Zapowiedziała też, że będzie powtarzać swój apel do Andrzeja Dudy o zwołanie Rady. – Wtedy powiemy, nad czym rząd w tych ostatnich trzech miesiącach będzie pracował. Pewnie pan prezydent będzie miał też okazję z nami - nie poprzez media - porozmawiać i zapytać, jakie są plany na przyszłość – dodała.
Premier szeroko komentowała również wyborcze obietnice Dudy i jego macierzystej partii. Chodzi np. o propozycję dopłaty w wysokości 500 zł na każde dziecko w rodzinach najbiedniejszych. Duda mówił o niej ostatnio, że nie wyobraża sobie realizacji takiego celu bez współpracy z rządem.
– To nie rząd obiecywał, tylko pan prezydent w kampanii. (...) Rozumiem, że pan prezydent chciał przekazać tylko jedną informację, że skoro skończyła się wyborcza kampania prezydencka, to wszystkie obietnice są nieaktualne. No bo, jeśli dzisiaj tę obietnicę składał sztab i podczas kampanii prezydenckiej składali przedstawicie PiS, to trudno się spodziewać, żeby teraz przychodzili do opozycji i mówili: zróbcie to za nas – podsumowała Kopacz.

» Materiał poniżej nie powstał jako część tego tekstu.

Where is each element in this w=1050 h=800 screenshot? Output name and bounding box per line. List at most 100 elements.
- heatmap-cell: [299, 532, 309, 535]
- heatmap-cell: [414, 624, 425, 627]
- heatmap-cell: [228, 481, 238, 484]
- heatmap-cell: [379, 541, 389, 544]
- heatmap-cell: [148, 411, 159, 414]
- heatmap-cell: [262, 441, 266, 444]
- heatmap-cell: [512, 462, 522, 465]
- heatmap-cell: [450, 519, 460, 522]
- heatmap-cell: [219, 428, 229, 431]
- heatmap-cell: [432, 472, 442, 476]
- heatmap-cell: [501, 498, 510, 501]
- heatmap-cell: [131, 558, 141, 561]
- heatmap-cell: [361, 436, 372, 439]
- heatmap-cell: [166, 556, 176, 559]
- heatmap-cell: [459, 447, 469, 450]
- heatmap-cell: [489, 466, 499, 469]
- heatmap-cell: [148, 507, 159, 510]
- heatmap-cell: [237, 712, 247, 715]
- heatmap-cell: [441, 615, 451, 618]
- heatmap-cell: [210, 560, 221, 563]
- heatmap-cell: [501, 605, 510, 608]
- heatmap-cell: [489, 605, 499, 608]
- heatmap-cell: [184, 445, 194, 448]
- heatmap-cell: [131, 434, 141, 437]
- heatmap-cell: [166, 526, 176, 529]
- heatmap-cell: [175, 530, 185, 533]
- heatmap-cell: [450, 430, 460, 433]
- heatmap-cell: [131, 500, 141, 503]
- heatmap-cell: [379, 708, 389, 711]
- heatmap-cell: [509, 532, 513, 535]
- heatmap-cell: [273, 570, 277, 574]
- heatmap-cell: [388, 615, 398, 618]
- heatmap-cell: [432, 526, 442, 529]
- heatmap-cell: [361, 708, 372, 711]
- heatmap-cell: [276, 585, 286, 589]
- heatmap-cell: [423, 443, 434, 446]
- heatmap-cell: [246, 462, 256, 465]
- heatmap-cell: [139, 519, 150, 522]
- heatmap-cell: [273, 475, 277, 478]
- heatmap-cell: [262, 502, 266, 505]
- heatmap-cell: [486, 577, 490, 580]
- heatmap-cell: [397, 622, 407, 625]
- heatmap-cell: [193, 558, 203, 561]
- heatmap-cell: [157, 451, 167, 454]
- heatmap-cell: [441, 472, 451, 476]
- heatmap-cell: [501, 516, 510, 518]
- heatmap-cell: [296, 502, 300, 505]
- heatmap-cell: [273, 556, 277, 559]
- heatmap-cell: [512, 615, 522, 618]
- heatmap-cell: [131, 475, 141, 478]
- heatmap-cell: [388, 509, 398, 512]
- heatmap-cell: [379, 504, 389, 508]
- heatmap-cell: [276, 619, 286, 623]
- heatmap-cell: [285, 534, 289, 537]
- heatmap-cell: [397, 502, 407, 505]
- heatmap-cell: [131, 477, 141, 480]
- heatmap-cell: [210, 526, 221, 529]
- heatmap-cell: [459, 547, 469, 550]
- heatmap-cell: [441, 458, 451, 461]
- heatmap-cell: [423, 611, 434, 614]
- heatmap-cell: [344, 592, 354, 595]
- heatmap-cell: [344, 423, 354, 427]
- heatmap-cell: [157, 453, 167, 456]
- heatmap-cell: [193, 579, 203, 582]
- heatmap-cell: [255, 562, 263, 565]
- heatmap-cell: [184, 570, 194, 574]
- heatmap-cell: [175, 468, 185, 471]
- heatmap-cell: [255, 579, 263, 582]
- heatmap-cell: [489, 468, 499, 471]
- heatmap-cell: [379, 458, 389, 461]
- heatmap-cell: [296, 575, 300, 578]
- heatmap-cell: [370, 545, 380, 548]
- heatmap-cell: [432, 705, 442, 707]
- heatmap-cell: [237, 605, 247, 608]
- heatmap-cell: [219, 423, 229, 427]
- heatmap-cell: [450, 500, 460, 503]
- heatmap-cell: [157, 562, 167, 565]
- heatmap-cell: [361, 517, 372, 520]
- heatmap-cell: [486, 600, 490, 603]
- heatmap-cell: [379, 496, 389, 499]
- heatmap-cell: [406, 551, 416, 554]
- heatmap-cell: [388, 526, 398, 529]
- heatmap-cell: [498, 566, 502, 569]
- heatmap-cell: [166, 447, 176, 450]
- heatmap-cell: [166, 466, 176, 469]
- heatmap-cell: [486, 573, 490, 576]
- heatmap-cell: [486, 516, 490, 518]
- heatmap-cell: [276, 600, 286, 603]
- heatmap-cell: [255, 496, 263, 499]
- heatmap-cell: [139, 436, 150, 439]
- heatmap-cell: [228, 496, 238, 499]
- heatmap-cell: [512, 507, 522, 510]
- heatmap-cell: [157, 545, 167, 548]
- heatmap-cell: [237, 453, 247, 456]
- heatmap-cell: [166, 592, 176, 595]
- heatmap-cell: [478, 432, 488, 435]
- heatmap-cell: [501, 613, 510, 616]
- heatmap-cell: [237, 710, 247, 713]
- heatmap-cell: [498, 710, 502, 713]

– Jeśli dzisiaj pierwsza z tych obietnic - bardzo ważna, bo ponoć miała dotyczyć wszystkich dzieci w Polsce - jeśli z tej obietnicy się wycofują, to co pomyśleć o obietnicach dużo bardziej kosztownych z budżetu państwa, które były składane w czasie kampanii. To zaskakujące – ucięła.